Dangerous implications of Israeli Supreme Court decision to allow forced displacement of Atir-Umm al-Hiran for remaining unrecognized Bedouin villages in Naqab

Adalah is issuing an update to this position paper after the Israeli Supreme Court, on 17 January 2016, rejected the villagers’ request for a further hearing on the case.
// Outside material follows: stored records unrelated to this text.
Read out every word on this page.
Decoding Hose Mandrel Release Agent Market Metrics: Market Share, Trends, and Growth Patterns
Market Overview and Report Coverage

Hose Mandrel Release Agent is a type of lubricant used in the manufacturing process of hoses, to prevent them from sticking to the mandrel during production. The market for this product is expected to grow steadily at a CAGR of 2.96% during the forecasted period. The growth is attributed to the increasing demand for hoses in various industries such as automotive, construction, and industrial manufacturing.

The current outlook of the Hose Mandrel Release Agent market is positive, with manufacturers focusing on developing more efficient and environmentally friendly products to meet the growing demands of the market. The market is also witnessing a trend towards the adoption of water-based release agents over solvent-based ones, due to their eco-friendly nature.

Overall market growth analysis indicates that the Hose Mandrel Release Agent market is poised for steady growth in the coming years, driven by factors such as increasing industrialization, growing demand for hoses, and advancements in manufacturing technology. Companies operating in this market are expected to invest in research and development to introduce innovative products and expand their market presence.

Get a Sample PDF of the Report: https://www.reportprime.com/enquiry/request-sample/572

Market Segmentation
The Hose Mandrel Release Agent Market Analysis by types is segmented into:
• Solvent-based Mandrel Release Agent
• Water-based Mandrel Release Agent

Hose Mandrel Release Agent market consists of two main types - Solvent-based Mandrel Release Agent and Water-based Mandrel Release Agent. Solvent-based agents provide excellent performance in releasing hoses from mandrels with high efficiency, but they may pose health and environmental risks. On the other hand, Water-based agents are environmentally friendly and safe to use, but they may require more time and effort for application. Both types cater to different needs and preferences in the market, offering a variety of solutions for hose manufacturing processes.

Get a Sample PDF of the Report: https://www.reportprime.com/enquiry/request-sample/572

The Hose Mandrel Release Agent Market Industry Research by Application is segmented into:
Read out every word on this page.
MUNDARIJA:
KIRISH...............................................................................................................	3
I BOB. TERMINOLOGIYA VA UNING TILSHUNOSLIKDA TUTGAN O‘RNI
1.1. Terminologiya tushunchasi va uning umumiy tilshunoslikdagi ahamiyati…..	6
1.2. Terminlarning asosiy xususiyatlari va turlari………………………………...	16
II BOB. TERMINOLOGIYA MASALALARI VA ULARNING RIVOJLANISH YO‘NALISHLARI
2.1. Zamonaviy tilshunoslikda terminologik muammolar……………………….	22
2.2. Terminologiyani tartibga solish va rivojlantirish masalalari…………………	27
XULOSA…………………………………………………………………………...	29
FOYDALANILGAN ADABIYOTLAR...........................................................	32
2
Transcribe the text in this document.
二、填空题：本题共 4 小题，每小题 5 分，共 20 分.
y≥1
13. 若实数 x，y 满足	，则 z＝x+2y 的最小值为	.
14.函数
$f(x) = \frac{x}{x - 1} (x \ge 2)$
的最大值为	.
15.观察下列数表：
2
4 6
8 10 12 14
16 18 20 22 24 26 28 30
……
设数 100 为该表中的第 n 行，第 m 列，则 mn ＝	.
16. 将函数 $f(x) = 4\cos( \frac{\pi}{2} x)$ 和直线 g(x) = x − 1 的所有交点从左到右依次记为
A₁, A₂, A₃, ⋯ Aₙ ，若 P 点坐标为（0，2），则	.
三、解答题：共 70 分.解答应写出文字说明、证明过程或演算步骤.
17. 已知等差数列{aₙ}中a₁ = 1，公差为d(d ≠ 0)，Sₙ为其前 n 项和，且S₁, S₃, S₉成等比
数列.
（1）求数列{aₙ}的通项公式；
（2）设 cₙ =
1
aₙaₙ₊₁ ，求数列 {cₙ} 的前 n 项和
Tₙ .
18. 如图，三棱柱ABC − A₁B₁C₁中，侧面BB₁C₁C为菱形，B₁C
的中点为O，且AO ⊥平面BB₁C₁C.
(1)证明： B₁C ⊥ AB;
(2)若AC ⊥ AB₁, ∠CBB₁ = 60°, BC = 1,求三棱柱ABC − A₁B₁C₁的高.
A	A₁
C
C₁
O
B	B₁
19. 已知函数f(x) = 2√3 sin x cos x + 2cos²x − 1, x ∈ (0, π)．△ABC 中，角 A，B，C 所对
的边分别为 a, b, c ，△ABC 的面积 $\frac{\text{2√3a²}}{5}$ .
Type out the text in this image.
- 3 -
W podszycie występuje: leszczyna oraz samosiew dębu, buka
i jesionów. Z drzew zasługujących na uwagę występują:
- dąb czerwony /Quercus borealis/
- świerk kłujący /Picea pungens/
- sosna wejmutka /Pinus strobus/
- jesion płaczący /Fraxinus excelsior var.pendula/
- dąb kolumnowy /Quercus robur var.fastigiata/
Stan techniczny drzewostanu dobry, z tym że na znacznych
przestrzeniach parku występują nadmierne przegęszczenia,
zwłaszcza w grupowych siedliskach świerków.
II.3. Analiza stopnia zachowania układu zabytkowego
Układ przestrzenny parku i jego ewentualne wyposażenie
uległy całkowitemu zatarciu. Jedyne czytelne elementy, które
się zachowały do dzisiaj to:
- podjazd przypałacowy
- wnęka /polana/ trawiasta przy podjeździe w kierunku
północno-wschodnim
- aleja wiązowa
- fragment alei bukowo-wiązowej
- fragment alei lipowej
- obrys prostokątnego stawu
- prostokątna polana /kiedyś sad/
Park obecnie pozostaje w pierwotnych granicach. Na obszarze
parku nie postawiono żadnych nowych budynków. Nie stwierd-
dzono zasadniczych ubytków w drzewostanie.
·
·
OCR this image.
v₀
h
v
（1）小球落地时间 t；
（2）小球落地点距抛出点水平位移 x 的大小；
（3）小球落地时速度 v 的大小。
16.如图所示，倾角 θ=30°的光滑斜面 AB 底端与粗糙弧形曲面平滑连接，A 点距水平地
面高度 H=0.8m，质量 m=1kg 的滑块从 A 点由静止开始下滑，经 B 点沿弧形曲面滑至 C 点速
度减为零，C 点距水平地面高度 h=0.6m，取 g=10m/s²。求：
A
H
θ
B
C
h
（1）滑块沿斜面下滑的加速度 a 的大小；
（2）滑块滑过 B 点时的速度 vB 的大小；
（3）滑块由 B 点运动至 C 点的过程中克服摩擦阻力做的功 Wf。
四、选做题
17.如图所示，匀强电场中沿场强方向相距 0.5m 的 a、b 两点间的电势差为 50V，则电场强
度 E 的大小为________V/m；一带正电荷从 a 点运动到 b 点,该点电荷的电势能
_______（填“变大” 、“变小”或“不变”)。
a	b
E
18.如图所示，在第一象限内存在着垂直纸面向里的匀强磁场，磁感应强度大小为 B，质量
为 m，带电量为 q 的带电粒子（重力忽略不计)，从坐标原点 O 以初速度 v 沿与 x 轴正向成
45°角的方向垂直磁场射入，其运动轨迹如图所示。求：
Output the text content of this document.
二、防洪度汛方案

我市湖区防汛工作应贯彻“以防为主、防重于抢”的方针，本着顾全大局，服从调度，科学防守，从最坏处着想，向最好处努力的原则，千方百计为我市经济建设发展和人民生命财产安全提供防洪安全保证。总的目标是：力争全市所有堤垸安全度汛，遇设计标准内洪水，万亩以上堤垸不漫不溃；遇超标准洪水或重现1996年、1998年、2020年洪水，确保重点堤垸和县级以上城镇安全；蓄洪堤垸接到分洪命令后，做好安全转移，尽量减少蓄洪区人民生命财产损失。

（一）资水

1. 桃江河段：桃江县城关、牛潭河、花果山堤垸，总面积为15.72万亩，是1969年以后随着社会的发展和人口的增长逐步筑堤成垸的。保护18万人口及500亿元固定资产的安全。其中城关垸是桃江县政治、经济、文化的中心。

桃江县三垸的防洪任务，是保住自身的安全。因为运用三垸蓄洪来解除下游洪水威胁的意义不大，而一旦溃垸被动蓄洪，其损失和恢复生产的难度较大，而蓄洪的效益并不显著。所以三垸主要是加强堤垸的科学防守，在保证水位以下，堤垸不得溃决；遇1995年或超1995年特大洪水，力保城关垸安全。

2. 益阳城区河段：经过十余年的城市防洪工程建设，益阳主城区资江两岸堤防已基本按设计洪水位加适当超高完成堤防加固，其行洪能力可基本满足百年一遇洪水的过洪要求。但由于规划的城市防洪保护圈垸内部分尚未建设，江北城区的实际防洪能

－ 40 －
Initially issued July 2015.

[CLICK HERE to read the full position paper with references in PDF format]

 

  • Legally, the Atir-Umm al-Hiran case is critical because the Court’s approval of the state’s plans to destroy the village means that the state can also destroy the other 35 unrecognized Bedouin villages;
  • The Court’s decision goes beyond existing Prawer legislation and makes it largely redundant;
  • The Court’s decision is legally flawed in that it contradicts previous Supreme Court precedent and  fails to recognize Bedouin citizens’ basic constitutional rights;
  • The ruling has parallels to the Court’s decision in the case of Susiya, a West Bank Bedouin village, and highlights the state’s common policy of forced displacement on both sides of the Green Line.

 

The Supreme Court’s decision in the Umm al-Hiran case

 

On 5 May 2015, after 13 years of litigation, the Israeli Supreme Court (SCT) issued its final decision in the case of the unrecognized Bedouin village of Atir-Umm al-Hiran, located in the Naqab (Negev) desert in southern Israel. The 2-1 decision sets a very dangerous precedent by confirming that the state is now legally authorized to demolish the village and forcibly displace its residents, despite the fact that they hold full Israeli citizenship, and for the sole purpose of building a new Jewish town called ‘Hiran’ on its ruins, and grazing area. In its ruling, the SCT acknowledged the state’s intention to demolish the Bedouin village in order to build a town “with a Jewish majority”.

 

Beyond the immediate and disastrous consequences for the c. 1,000 inhabitants of Atir-Umm al-Hiran, the SCT’s ruling has stark legal and practical implications for the 35 unrecognized villages and their 70,000 indigenous Bedouin inhabitants. It gives the state wide discretion to evacuate citizens from state land in the absence of a compelling public purpose and facilitates the implementation of further plans to displace the Bedouin in the unrecognized villages and dispossess this community of its remaining land.

 

 

1. If it can happen to Atir-Umm al-Hiran, it can happen to the other unrecognized villages…

 

Indeed, the forced displacement of Atir-Umm al-Hiran can be regarded as a ‘hard’ legal case for the state. In demolition and evacuation cases, the state generally makes two kinds of legal arguments against those Bedouin whom it wants to displace from their land: (1) that they are “trespassers” on state land, and/or (2) that the land on which they live is not suitable for construction or residential use.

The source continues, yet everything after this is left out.